A utility bar, which you can dismiss, lets you adjust the webcam’s settings, including brightness. But most telecommuters will simply drag another lamp into the office.

Those dratted unseeable buttons
The black, unseeable buttons

The speaker and microphone settings are less impressive. To adjust the microphone sensitivity, you mess with nearly invisible black-on-black buttons on the side of the monitor which, to be gentle, do not make the word intuitive come to mind. Still, the microphone volume is too low; on several occasions (and oddly enough, with some IM client software more than with others) one of us could not hear the other, or we had terrible feedback. Why, we wondered, doesn’t that handy webcam utility bar include speaker and mic settings?

For more detail on IM clients and webcams, see Seven Quick Tips for Videoconferencing Beginners.

The Verdict

Meridith is the first to admit that she’s not a technical person; as a result, she probably represents the “mere mortal” user in your organization. Esther knows her way around plugging and unplugging (and thus has a more impressive collection of cuss words), but the installation process was so painful that we were both ready to give up on several occasions. This really should be easier, we repeated to one another.

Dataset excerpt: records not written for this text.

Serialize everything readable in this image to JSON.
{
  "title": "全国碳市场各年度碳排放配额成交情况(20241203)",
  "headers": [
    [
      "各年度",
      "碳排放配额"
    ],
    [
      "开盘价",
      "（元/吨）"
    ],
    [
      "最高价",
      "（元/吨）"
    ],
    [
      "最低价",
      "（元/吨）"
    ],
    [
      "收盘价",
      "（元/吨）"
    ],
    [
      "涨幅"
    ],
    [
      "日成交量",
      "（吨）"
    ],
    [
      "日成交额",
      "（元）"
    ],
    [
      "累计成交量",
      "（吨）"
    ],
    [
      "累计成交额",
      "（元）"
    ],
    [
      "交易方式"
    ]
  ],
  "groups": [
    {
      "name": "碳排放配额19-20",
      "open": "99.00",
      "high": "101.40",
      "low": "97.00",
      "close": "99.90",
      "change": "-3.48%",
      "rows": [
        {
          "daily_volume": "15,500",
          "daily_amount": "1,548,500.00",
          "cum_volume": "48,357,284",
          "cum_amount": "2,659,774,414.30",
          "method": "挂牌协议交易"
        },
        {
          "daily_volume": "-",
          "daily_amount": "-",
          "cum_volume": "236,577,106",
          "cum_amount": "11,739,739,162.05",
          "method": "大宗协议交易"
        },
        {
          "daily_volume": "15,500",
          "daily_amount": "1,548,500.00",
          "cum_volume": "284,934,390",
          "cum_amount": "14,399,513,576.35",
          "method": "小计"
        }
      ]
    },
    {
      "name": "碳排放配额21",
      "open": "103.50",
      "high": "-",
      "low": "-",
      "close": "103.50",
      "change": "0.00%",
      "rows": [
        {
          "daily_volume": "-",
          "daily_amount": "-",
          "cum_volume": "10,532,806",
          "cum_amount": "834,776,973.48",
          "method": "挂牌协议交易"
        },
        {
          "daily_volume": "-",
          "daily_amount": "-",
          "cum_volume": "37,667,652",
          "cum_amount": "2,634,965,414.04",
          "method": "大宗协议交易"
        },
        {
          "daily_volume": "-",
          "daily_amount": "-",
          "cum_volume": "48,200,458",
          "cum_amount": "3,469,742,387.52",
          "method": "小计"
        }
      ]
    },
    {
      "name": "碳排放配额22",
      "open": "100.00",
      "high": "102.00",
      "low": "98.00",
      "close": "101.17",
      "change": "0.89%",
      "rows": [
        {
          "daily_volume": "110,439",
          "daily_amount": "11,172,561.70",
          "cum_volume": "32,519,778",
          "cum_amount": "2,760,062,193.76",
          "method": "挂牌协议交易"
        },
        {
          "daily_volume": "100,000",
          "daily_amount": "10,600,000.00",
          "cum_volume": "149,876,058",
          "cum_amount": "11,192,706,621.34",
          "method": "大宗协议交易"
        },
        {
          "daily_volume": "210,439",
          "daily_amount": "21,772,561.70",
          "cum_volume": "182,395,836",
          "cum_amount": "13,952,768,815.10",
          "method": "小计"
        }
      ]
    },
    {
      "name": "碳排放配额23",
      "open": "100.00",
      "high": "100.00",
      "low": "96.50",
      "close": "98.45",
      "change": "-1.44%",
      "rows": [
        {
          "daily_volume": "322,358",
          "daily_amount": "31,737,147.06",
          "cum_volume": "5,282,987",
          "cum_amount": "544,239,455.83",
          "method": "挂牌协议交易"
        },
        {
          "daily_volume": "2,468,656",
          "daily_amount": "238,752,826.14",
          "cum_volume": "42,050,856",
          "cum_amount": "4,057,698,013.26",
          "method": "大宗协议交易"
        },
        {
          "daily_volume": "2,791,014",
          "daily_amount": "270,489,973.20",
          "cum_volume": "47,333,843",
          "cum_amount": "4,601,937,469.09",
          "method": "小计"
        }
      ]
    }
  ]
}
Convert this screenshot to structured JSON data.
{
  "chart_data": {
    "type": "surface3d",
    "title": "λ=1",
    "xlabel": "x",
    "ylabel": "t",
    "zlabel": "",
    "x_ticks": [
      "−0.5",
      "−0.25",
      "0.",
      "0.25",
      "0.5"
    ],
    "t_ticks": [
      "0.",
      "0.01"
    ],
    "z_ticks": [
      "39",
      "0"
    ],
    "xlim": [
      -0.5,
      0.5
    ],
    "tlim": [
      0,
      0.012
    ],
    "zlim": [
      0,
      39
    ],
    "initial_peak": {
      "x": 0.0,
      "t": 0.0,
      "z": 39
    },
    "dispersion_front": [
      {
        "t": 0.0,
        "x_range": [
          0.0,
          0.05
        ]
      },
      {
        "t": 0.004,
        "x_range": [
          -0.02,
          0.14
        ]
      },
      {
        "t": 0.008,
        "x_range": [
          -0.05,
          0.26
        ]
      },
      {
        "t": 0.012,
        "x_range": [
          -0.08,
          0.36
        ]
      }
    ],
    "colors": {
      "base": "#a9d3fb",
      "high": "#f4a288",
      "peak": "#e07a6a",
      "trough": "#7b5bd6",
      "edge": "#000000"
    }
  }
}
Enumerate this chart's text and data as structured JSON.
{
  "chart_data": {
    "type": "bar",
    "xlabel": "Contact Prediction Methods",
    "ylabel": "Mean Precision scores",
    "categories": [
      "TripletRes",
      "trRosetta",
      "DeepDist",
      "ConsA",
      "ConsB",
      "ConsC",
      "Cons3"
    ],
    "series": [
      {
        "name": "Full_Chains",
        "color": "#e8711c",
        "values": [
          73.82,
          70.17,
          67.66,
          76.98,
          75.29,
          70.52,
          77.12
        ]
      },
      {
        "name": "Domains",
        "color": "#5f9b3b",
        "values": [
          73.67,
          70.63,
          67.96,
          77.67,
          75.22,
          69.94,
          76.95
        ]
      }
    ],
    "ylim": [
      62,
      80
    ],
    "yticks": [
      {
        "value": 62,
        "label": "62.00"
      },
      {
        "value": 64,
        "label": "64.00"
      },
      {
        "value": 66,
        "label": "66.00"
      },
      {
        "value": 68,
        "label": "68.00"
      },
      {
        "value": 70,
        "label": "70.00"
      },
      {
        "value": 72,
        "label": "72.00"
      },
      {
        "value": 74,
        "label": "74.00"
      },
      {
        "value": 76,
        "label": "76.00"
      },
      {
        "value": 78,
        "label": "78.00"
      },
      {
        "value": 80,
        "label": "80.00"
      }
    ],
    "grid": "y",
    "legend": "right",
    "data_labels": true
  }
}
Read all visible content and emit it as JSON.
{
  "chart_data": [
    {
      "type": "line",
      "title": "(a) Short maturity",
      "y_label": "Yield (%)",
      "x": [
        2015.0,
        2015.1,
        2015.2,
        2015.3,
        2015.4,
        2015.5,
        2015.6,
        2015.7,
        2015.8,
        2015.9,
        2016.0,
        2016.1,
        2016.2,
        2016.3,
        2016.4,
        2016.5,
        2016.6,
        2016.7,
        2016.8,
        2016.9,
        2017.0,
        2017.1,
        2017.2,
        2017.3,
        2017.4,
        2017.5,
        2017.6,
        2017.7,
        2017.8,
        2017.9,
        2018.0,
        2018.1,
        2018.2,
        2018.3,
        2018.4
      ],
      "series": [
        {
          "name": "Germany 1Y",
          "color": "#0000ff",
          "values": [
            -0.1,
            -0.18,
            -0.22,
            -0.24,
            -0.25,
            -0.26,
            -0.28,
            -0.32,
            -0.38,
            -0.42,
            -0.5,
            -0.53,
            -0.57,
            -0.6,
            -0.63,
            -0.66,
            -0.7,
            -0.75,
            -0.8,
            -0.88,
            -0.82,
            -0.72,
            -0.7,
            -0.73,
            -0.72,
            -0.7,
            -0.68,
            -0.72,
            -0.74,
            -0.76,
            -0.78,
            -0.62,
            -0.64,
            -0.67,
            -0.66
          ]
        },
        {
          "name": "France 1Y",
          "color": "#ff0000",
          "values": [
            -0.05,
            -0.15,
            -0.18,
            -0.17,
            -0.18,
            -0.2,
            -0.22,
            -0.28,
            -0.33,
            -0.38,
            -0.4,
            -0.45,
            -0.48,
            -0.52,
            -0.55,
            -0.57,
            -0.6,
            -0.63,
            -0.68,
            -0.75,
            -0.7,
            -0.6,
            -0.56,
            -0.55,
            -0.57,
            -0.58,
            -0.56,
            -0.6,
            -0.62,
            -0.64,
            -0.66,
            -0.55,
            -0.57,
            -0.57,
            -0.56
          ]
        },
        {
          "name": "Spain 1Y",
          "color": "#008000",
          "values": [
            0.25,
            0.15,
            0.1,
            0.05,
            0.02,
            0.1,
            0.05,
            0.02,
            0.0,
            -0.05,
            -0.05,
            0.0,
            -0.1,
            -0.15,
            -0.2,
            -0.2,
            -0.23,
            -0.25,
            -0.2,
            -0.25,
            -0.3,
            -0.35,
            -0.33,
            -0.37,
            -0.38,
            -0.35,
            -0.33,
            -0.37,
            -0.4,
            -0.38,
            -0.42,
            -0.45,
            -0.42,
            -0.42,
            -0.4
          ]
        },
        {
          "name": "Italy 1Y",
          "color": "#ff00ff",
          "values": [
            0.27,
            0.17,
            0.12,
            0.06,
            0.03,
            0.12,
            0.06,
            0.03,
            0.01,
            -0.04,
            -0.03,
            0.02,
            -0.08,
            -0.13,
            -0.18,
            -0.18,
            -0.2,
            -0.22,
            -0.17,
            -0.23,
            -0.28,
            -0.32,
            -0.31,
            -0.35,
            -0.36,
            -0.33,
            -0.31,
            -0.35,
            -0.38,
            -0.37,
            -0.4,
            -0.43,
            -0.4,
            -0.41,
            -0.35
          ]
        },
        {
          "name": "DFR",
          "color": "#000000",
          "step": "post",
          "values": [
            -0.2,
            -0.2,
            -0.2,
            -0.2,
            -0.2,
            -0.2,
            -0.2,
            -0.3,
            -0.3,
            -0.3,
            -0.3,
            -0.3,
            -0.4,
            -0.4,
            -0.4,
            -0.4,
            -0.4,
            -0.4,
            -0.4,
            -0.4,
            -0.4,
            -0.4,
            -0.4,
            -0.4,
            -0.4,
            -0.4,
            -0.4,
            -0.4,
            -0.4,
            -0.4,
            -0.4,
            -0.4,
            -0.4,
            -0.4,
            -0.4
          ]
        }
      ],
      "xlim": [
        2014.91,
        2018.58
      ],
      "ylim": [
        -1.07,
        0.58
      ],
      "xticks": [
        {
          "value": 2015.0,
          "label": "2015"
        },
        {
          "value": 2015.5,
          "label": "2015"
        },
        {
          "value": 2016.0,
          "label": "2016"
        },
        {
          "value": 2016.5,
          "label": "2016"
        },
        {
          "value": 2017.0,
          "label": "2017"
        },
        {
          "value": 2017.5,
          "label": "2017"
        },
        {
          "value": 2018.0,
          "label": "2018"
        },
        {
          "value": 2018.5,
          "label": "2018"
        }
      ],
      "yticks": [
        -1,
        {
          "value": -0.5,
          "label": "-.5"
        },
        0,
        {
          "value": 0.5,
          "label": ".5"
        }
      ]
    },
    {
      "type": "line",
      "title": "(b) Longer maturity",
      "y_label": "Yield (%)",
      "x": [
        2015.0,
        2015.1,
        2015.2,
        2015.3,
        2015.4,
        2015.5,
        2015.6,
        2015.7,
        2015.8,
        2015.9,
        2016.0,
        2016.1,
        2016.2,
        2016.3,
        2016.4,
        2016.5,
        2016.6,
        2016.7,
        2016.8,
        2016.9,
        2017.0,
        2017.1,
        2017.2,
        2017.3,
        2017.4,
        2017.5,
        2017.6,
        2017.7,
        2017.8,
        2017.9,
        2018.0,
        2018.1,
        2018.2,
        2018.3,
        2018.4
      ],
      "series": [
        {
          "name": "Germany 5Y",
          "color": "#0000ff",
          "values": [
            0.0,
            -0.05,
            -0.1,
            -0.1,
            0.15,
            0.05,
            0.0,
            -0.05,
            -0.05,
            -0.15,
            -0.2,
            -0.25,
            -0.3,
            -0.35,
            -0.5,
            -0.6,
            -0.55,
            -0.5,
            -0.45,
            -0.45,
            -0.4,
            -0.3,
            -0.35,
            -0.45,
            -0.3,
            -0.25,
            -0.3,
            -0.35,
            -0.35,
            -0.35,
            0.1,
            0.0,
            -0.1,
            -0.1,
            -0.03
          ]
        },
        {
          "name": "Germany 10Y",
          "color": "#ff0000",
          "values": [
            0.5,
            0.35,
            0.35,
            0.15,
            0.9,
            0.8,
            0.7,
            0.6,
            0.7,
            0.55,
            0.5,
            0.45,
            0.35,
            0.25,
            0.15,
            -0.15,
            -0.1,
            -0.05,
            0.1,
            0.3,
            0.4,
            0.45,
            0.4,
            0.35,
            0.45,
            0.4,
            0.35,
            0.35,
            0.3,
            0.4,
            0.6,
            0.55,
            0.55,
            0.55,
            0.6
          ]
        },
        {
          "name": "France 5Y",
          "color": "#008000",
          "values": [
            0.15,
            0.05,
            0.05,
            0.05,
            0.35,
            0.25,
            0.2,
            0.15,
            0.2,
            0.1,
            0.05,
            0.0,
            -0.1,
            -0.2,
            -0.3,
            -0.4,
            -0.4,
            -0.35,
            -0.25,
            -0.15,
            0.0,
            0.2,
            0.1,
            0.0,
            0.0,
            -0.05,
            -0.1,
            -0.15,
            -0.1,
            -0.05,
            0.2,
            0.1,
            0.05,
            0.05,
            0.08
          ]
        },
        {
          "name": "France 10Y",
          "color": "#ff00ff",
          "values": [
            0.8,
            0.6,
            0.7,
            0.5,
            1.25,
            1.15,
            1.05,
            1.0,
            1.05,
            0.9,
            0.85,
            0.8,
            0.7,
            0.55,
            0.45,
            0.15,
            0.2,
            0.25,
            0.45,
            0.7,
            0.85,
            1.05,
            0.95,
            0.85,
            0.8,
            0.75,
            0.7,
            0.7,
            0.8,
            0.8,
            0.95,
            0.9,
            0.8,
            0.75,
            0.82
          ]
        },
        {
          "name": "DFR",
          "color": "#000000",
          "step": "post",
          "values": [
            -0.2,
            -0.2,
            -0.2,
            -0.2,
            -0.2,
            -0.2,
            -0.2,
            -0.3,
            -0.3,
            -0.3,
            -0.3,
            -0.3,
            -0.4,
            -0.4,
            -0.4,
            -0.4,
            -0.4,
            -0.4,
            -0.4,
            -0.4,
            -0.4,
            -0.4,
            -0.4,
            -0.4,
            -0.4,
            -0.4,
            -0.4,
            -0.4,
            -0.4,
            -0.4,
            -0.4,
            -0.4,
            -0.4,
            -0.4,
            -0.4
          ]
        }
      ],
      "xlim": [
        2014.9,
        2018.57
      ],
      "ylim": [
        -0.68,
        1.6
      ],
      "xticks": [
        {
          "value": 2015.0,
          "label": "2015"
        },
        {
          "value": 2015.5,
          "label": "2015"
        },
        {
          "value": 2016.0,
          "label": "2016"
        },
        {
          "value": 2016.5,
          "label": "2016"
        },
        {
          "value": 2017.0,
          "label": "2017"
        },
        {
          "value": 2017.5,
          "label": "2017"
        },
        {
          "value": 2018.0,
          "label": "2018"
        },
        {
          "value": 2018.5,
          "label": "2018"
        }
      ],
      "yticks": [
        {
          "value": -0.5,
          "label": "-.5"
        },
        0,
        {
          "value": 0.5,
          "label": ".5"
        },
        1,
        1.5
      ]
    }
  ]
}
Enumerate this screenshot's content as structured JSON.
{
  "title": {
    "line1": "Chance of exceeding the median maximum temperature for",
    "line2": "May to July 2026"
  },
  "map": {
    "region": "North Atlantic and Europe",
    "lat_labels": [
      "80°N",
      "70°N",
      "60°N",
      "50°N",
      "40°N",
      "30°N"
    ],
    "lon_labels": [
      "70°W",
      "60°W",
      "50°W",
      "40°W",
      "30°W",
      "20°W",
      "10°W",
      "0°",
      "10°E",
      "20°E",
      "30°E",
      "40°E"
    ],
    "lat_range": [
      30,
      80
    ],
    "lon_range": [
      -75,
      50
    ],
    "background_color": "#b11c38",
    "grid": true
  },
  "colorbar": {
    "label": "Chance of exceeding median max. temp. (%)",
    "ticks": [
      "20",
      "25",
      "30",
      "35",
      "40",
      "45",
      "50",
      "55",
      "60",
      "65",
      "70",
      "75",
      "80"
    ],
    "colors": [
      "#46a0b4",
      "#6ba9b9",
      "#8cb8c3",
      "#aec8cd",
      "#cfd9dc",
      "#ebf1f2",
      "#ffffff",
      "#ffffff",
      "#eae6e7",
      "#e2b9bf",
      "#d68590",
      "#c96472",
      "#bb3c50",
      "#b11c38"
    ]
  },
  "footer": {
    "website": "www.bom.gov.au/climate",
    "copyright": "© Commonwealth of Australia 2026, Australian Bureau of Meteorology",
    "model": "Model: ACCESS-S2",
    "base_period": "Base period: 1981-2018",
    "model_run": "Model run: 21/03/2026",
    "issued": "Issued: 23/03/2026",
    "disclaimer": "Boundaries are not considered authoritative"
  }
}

Do you want a monitor like this for your own use at home, or for your users’ home offices? On the plus side, there’s an immediacy in face-to-face conversation that doesn’t exist by phone or in IM…even though one’s first impulse is apparently to hold up something just to demonstrate that you’re showing something to your correspondent. (Toby the dog and Meriwether the cat may, one day, be willing to speak to us again.) But be forewarned that initial setup will waste time, and Viewsonic really should provide a how-to guide for conducting videoconference calls. The video chats can be cumbersome to set up.

Would we spend our own money on this product? Maybe. Priced about $30 higher than a similar model without the webcam, it’s well within the “what the heck” range. Once you got the settings right on your IM client of choice, video chats could occasionally turn into productive personal discussions—as long as you keep your audio expectations low.

About This Product

Viewsonic VX2255wmb

Street Price:

$429.00

Pros:

Great monitor quality and resolution. The immediacy of video communication.

Cons:

An installation process from hell. Medium-quality video. Bad-quality audio. Mic isn’t sensitive enough and can’t easily be adjusted.

Bottom line:

Costs only a few dollars more than a similarly equipped monitor without multimedia capability. But don’t expect your least technical users to install it remotely without handholding.